His friend and fellow member of the association of adoptive parents would chime in every time a prospective adoptive parent approached their counter at the adoptive parents and prospective adoptive parents meet organised by the Women and Child Development and Social Welfare department at CD Block in Salt Lake on Saturday.

“I was 43-years-old when we adopted our daughter. We had medical complexities and hence decided to adopt. We had to wait for two years. Nowadays I hear that parents are having to wait three-and-a-half years to get a child,” an adoptive parent told Millennium Post on request to remain anonymous.

The parent further informed that prospective parents often query about the pre-adoption process while after adopting they have queries regarding the best age to disclose to their child about the adoption.

“I had to inform my child when she was three-years-old.

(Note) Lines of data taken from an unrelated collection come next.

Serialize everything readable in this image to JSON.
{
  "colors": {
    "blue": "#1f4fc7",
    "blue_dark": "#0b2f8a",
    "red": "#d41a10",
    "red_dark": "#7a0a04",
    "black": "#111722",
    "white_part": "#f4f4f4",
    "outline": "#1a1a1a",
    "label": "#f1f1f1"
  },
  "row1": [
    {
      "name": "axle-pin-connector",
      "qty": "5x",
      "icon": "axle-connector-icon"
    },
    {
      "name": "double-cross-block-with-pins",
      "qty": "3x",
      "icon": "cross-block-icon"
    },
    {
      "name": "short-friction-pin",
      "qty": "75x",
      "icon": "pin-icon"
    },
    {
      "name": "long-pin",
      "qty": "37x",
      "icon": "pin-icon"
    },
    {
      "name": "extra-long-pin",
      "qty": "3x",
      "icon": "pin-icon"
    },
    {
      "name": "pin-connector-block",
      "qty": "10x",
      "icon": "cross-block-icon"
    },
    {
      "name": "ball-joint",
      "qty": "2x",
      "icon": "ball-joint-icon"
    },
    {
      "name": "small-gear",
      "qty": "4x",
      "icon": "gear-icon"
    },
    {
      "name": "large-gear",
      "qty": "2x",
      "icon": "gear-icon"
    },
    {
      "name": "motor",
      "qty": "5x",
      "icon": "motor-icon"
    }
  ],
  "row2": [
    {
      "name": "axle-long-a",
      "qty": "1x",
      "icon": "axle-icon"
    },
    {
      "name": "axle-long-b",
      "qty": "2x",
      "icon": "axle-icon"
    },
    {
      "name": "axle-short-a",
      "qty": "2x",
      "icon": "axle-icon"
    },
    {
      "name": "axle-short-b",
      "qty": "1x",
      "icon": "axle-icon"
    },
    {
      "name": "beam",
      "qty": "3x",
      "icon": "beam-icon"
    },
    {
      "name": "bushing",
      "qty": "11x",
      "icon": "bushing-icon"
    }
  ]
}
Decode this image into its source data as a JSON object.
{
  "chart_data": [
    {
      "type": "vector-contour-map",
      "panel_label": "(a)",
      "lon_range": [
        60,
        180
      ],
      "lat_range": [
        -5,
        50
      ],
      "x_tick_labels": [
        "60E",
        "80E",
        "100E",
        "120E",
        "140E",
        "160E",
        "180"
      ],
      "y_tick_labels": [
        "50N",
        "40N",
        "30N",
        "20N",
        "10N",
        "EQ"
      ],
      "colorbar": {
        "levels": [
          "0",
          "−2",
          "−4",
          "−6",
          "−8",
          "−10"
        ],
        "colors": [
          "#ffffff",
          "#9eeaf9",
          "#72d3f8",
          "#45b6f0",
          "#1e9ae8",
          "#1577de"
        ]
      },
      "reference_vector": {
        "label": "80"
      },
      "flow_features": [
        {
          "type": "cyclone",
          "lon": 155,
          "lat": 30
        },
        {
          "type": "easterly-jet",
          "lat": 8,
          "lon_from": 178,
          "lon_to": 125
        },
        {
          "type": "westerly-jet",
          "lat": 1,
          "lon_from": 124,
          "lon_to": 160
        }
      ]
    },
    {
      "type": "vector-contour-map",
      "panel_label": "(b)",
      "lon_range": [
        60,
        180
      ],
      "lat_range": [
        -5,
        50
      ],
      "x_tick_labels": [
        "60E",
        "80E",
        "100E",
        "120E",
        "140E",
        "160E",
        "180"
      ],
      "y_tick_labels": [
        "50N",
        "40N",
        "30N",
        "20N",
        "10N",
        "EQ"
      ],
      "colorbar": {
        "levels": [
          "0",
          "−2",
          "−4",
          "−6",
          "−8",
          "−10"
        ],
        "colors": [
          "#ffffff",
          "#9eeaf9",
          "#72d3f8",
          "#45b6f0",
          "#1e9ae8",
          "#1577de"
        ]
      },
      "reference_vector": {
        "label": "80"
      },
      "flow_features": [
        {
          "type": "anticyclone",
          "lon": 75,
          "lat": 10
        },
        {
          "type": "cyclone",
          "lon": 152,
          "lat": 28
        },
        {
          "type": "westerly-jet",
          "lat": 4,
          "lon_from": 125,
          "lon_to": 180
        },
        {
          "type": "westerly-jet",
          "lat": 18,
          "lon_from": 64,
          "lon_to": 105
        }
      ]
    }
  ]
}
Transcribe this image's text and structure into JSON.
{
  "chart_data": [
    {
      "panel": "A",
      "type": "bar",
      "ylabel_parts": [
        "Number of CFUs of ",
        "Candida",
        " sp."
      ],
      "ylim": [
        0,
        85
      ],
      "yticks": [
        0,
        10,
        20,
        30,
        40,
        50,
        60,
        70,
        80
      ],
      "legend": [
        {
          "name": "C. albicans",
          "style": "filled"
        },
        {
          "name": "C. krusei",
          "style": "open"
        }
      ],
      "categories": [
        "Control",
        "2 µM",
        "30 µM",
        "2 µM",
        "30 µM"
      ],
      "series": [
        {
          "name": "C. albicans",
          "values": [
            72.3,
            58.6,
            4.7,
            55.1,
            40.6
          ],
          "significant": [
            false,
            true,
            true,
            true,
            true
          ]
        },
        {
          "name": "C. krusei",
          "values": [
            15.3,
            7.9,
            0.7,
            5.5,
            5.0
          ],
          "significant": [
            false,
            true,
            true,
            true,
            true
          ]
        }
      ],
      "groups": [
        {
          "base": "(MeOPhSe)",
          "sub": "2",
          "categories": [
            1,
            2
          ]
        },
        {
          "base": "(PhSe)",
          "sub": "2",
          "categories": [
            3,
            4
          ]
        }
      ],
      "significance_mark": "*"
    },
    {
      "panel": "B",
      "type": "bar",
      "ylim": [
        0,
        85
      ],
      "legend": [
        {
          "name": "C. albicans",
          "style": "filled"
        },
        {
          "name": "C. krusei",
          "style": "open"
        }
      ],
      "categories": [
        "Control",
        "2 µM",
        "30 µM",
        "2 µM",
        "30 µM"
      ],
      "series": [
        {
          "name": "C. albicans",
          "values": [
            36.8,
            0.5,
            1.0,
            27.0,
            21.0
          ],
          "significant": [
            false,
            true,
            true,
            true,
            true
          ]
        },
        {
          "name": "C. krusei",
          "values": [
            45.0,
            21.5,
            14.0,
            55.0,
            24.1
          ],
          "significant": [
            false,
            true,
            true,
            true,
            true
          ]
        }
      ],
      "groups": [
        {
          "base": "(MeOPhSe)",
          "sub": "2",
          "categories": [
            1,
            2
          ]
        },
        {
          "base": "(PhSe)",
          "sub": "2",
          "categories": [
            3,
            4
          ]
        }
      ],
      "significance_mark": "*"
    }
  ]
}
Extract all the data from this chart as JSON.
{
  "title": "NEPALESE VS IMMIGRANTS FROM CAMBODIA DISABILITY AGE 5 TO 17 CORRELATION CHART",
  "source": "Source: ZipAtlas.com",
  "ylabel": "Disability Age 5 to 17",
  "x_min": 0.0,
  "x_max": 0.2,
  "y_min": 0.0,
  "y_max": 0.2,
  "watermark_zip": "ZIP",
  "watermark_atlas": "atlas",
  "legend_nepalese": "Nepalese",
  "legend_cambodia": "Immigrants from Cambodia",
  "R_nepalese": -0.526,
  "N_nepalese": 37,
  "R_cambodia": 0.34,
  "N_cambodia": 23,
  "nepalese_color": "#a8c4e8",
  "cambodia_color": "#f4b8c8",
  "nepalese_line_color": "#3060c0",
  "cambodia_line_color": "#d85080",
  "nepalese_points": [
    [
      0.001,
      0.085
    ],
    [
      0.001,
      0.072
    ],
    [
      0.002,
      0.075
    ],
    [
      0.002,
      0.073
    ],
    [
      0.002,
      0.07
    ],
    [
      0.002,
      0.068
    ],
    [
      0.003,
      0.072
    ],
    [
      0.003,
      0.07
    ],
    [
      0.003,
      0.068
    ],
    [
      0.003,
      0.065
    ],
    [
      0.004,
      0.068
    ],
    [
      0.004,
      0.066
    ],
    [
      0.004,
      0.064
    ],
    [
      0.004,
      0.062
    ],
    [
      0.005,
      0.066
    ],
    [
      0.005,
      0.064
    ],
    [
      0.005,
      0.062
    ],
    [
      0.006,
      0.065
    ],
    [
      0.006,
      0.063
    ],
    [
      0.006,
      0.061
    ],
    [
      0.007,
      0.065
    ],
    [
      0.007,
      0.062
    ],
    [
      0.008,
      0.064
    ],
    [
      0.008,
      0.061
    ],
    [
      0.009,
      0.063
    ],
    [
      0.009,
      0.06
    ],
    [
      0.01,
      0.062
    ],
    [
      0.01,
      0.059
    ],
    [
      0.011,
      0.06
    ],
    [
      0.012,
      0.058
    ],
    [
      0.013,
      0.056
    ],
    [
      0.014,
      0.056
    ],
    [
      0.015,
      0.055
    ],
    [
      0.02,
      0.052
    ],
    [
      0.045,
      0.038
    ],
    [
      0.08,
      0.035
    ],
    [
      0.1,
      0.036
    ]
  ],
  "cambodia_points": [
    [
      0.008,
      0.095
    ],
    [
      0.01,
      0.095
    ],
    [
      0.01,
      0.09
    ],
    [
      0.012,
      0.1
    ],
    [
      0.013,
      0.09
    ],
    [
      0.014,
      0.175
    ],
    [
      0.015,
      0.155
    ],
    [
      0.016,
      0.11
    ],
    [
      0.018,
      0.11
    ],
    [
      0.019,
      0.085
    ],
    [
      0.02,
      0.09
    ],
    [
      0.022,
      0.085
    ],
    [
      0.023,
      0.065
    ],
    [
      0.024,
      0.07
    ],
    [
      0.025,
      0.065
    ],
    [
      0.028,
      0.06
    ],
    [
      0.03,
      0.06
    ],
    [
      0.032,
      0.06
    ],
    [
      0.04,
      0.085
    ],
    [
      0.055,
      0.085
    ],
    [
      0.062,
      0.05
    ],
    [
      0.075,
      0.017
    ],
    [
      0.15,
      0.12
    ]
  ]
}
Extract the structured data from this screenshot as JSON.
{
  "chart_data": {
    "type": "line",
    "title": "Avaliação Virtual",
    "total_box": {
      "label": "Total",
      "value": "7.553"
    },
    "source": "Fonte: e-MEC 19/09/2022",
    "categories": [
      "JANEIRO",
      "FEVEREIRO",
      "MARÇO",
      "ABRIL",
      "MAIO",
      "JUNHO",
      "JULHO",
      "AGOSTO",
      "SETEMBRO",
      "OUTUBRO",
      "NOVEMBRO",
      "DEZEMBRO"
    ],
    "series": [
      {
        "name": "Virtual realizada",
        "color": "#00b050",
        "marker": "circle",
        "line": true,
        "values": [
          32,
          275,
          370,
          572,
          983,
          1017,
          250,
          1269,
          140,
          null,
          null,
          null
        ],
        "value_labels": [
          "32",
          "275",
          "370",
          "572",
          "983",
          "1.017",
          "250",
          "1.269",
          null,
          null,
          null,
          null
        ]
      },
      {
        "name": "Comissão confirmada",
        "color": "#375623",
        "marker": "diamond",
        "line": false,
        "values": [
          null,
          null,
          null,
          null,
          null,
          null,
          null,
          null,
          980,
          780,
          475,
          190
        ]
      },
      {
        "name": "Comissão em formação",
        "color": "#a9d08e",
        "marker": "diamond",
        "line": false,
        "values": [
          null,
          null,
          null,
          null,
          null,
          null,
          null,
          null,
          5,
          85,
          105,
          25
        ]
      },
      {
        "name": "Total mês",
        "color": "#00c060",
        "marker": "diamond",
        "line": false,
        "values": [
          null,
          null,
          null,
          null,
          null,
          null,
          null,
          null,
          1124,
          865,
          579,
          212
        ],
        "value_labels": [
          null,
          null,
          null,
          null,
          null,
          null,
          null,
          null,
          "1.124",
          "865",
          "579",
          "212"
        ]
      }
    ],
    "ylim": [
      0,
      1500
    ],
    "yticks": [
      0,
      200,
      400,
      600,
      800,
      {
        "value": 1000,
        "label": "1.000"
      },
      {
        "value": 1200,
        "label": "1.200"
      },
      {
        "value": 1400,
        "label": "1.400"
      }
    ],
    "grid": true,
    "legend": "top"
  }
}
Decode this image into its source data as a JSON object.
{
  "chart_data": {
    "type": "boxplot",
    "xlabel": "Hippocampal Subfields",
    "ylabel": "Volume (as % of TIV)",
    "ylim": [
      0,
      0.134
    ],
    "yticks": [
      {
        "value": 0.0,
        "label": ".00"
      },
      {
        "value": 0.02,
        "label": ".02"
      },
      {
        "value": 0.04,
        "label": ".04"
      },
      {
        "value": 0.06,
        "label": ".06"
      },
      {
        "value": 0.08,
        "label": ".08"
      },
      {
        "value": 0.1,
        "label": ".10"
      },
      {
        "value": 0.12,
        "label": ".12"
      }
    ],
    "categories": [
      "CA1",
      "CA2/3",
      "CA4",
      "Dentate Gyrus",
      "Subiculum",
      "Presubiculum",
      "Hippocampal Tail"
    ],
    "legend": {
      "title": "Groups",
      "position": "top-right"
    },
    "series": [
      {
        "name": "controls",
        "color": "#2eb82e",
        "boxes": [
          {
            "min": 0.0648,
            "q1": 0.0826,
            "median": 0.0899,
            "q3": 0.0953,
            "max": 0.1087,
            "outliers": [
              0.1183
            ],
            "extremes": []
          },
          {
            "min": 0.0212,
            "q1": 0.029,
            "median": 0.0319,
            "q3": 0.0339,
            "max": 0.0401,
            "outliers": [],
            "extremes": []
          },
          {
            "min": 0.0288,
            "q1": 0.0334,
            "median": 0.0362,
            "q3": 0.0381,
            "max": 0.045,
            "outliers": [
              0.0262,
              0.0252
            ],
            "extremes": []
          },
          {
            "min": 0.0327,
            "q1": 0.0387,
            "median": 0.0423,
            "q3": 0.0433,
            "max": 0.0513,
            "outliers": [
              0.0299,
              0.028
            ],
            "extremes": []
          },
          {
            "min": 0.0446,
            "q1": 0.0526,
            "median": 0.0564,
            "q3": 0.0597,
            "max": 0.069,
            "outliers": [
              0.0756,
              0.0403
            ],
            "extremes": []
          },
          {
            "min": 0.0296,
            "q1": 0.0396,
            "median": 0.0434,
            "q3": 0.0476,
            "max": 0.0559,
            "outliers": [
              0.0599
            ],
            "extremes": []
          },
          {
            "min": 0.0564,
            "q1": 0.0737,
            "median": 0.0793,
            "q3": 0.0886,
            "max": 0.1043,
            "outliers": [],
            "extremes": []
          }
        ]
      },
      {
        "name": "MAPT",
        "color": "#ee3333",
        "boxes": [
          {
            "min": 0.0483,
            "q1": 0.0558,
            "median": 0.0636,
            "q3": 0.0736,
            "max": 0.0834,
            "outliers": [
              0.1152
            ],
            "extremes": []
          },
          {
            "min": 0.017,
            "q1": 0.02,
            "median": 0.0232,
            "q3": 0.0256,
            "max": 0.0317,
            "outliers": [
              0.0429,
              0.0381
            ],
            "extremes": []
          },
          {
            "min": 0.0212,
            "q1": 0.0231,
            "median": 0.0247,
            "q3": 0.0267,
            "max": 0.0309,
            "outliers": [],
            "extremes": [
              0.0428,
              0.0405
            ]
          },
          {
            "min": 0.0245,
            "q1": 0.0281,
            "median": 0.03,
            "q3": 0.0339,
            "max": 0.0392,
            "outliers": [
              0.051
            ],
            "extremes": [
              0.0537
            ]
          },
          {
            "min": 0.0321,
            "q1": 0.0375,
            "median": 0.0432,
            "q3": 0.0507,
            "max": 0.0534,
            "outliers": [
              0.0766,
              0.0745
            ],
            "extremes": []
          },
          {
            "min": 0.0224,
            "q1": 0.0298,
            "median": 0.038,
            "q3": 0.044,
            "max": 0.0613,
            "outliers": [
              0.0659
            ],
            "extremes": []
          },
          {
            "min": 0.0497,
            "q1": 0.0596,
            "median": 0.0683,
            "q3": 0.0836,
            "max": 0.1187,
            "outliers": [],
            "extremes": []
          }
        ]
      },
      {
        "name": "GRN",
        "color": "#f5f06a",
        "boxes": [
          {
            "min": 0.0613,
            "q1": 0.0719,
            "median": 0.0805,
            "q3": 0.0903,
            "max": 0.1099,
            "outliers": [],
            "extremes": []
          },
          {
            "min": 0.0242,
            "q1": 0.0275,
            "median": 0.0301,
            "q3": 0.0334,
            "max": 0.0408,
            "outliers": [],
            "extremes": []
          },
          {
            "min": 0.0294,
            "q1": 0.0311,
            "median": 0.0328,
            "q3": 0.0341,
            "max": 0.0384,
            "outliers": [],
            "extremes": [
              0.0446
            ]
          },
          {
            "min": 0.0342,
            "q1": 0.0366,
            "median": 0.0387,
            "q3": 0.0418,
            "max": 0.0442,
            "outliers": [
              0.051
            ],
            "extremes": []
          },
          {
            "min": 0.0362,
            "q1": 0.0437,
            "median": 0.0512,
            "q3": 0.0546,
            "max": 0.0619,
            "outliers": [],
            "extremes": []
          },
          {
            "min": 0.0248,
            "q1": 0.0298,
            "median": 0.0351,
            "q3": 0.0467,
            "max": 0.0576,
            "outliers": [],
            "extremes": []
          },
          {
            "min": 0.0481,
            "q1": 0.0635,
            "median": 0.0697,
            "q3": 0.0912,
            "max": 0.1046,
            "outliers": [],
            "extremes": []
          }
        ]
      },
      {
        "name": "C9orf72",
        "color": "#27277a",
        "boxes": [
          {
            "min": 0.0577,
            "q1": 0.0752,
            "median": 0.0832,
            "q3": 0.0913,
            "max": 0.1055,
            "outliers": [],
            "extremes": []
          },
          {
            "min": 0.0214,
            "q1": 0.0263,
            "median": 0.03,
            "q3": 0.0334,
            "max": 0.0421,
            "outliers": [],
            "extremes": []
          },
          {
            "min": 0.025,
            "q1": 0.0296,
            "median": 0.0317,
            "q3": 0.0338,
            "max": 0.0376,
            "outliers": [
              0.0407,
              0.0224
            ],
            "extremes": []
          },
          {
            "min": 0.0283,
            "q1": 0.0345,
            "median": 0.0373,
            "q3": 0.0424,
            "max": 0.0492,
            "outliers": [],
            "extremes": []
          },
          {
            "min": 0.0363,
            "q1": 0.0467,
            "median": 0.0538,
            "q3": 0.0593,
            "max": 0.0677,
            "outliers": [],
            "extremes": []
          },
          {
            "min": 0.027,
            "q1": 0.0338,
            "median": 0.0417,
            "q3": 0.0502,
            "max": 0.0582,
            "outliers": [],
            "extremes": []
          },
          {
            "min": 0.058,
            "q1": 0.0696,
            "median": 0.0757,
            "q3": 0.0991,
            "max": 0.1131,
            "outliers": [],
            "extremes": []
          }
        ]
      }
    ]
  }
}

It is wise to tell them from a younger age to protect them from the trauma of hearing it in passing,” he said.

On the same line, the state Women and Child Development and Social Welfare minister Shashi Panja also emphasised on the sensitivity of dealing with it. “Tell your child gradually through tales so that they are informed and are not affected when they hear it in passing.

When it comes to the age at which the information should be disclosed, there have been many debates but in the end it’s your prerogative,” she said while talking to the parents during the programme.

The meet, which aims to promote legal adoption so that people can become aware of the legal procedure of adopting a child, is organised every year by the department.

Another goal is to create a scope where the prospective adoptive parents who have been waiting for a long time to adopt a child can have an opportunity to listen to the experiences of the adoptive parents who had already become parents through adoption.

At least 100 adoptive parents were present along with their children. In the last financial year, 157 children were placed in adoption within the country whereas a total 31 children were adopted by the foreign Prospective Adoptive Parents (PAPs) or overseas citizens of India and Non-Residential Indian PAPs.

Furthermore, the minister urged the adoptive parents to be alert of news on any abandoned child found in the hospitals nearby to them. “I urge you to contact us and we will take strict measures,” Panja said.

A senior department official said that every month they ask hospitals — both government and private — for reports on abandoned children. All the government hospitals send the reports but in scattered cases, negligence is found in private hospitals not sending in monthly reports. We take strict action in such cases, an official said.